Edward Zwick es un director que, aunque fogueado en televisión en series como Treinta y tantos, en cine suele hacer productos de otro tenor, casi siempre relacionados con el honor, el ejército o las grandes pasiones, o todo ello junto: así tenemos títulos como Tiempos de gloria (ambientado en la Guerra de Secesión americana, justo el tiempo histórico anterior al que se desarrolla esta El último samurái), Leyendas de pasión (celebrado melodrama romántico) o Estado de sitio (en el que planteaba, por cierto, un tema que después se ha visto inquietantemente hecho realidad, al menos en una aproximación: un grupo terrorista en Nueva York con un gravísimo atentado en preparación, los musulmanes que se convierten en el enemigo a batir...).
Su nueva película supera claramente el tono y las virtudes de las anteriores, para convertirse, curiosamente, en un melancólico canto al viejo combatiente arrumbado por la Historia, un capitán alcohólico por mor de una atroz matanza en la que intervino, y cómo éste, contra toda esperanza, recuperará algo por lo que vivir en un país tan lejano, no sólo física, sino espiritualmente, como Japón, y precisamente entre los enemigos a los que había ido a combatir, un ejército de samuráis que se opone a que su nación olvide de dónde viene y qué es, como tan lúcidamente (y, ¡ay!, tan tarde...) acierta a decir el Emperador.
Con unas escenas bélicas llevadas con notable pulso, en las que Zwick no puede ocultar que ha bebido en veneros tan fecundos como las grandes películas de samuráis de Kurosawa (sobre todo las de su última etapa, Kagemusha y Ran), lo mejor, sin embargo, está en la evolución, en el viaje interior de este hombre, este capitán extenuado de sí mismo y de su horrible culpa, que transita calladamente, por el ejemplo de un pueblo y de unos personajes excepcionales (el jefe samurái, tan bravo guerrero como sutilísimo poeta; la viuda del lugarteniente al que el propio capitán había matado, en defensa propia), desde la miseria de la condición humana reducida a su mínima expresión a un hombre distinto, empeñado en reverdecer, desde una nueva perspectiva, conceptos tales como honor, valor, lealtad, amor...

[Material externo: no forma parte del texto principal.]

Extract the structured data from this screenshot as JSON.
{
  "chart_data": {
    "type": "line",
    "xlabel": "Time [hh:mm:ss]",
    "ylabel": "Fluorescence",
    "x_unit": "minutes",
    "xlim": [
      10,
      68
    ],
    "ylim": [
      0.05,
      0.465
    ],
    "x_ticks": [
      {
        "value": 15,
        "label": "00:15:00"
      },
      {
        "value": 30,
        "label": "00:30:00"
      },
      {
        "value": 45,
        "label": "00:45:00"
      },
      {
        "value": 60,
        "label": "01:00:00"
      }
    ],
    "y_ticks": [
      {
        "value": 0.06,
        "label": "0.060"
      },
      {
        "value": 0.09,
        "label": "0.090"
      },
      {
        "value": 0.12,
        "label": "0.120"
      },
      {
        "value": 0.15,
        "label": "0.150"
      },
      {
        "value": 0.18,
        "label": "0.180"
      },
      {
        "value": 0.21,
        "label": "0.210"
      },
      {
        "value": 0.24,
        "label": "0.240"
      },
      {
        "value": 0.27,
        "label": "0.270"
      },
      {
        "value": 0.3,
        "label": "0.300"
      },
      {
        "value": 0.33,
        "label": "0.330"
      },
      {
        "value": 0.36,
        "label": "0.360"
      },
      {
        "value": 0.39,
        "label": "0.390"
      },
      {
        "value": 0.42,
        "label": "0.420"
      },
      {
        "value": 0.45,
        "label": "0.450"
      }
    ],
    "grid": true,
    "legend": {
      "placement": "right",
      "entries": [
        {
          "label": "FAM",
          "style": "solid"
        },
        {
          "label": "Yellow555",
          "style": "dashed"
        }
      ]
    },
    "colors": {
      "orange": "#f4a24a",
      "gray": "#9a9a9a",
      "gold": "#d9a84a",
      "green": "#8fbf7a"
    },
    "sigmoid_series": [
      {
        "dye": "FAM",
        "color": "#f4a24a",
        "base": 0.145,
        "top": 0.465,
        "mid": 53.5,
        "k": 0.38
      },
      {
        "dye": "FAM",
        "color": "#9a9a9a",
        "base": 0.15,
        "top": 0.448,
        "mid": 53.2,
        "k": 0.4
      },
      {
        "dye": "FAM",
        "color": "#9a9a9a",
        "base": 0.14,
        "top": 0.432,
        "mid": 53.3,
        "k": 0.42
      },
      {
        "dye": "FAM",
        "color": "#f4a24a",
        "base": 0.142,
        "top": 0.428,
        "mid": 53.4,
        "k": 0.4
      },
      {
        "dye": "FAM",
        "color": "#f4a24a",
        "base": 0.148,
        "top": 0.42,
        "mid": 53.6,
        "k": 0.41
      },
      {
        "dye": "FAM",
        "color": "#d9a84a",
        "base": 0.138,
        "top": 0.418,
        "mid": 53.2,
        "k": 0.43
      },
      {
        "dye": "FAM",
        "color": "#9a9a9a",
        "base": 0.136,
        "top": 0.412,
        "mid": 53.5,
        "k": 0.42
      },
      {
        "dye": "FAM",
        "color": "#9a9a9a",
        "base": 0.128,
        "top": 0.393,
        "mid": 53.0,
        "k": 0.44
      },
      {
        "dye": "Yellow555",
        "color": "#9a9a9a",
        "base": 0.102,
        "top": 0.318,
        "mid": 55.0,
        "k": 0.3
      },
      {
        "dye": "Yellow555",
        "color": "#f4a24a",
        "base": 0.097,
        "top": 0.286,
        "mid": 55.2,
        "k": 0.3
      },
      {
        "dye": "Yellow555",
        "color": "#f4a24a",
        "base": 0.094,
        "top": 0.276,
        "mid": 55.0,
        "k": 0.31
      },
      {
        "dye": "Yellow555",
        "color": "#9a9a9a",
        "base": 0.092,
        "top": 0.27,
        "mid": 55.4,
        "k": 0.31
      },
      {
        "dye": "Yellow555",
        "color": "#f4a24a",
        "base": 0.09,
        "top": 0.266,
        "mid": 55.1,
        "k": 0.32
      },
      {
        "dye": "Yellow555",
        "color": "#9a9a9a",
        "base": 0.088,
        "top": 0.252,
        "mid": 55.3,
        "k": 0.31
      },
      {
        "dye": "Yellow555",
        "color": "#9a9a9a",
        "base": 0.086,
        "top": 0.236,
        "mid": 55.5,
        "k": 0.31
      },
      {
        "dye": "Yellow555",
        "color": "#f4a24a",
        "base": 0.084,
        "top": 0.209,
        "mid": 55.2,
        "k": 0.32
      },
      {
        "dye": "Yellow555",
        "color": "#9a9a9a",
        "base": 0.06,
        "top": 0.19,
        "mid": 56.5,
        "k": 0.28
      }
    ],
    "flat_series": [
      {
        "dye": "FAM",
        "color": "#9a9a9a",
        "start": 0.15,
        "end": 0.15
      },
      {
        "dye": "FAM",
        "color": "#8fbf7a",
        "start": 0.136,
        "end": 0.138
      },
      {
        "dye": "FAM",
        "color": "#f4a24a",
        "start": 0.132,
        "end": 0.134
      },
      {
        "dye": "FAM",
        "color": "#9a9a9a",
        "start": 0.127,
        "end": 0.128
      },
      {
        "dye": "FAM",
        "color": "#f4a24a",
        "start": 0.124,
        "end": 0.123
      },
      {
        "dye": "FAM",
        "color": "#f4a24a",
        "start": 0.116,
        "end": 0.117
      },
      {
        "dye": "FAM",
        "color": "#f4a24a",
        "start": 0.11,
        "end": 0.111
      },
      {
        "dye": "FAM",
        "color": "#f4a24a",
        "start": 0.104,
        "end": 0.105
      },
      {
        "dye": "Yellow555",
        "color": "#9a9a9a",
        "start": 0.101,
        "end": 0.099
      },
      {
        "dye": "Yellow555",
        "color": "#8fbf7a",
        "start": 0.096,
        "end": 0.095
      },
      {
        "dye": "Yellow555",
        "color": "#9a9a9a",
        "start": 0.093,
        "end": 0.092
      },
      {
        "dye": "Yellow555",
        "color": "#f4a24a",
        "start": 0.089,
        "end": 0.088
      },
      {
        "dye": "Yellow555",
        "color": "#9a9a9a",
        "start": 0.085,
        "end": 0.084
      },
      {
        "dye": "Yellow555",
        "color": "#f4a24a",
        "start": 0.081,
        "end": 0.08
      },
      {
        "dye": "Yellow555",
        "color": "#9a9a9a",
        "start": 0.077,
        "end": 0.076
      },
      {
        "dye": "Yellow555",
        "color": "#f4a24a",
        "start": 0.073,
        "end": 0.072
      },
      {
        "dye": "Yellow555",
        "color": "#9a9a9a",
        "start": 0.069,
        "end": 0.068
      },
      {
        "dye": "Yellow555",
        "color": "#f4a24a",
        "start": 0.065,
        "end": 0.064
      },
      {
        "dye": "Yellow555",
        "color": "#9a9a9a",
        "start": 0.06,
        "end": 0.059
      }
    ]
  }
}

No estamos, entonces, ante el típico producto de plástico, tan habitual lamentablemente en el cine comercial americano, y el hecho de que no haya ido demasiado bien en la taquilla USA ya es un síntoma incluso positivo. Es una obra nostálgica, llena de detalles de buen cine, que, por supuesto, no renuncia a ser el gran espectáculo que también es.